Soccer balls are bouncing again and schools are reopening their doors in eastern Mosul, a city in Iraq where government troops recently wrest back control from Islamic State militants.
The estimated 180,000 Iraqis who fled when the battle to retake the city began in October are cautiously starting to return, said UNICEF Iraq representative Peter Hawkins from his office in Baghdad this week.
An estimated 20,000 Iraqis have come back so far, shuttled by government buses from camps outside the city. Their departure frees up space in the camps for the anticipated influx of Iraqis when the military operation to retake the western part of Mosul begins at some point, he said.

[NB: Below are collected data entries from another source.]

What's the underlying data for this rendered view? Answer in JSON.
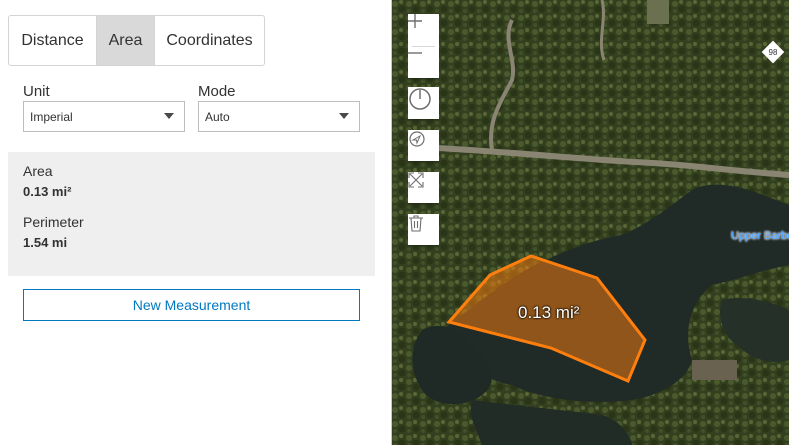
{
  "tabs": [
    {
      "label": "Distance",
      "active": false
    },
    {
      "label": "Area",
      "active": true
    },
    {
      "label": "Coordinates",
      "active": false
    }
  ],
  "unit": {
    "label": "Unit",
    "selected": "Imperial"
  },
  "mode": {
    "label": "Mode",
    "selected": "Auto"
  },
  "results": {
    "area_label": "Area",
    "area_value": "0.13 mi²",
    "perimeter_label": "Perimeter",
    "perimeter_value": "1.54 mi"
  },
  "new_measurement_label": "New Measurement",
  "map": {
    "area_label": "0.13 mi²",
    "lake_label": "Upper Barbe",
    "route_shield": "98",
    "polygon_color": "#ff7f0e"
  }
}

“It’s amazing how resilient the people are given all that they’ve been through,” said Hawkins, who visited Mosul last week. “The most amazing part was seeing women walking around the streets and children playing games,” like soccer.
Residents are seeing what is left of their homes. Water pipelines, destroyed during the fighting, still need repairs. In the meantime, more than 300,000 gallons of water are trucked in every day, said Hawkins.
The 30 schools that reopened needed to be checked and re-checked for unexploded devices left there by the militants. Textbooks, like the math book pictured below, were replaced with non-violent ones.
Children got much-delayed vaccinations against measles and polio, which they hadn’t received during the two years that the Islamic State militants were in charge. The World Health Organization and its partner organizations set up a field hospital to treat gunshot and mine wounds. Hawkins said UNICEF also is working to provide specialized care for girls who suffered sexual and other abuse at the hands of the militants.
“The key now is to help them resume their normal way of life and break that cycle of violence and grievance very common in that part of the world,” he said.
The city still has its dangers, such as the possibility of a counterattack by militants in the western part of the city, he added, but the children know when they go to school, they are in a safe place.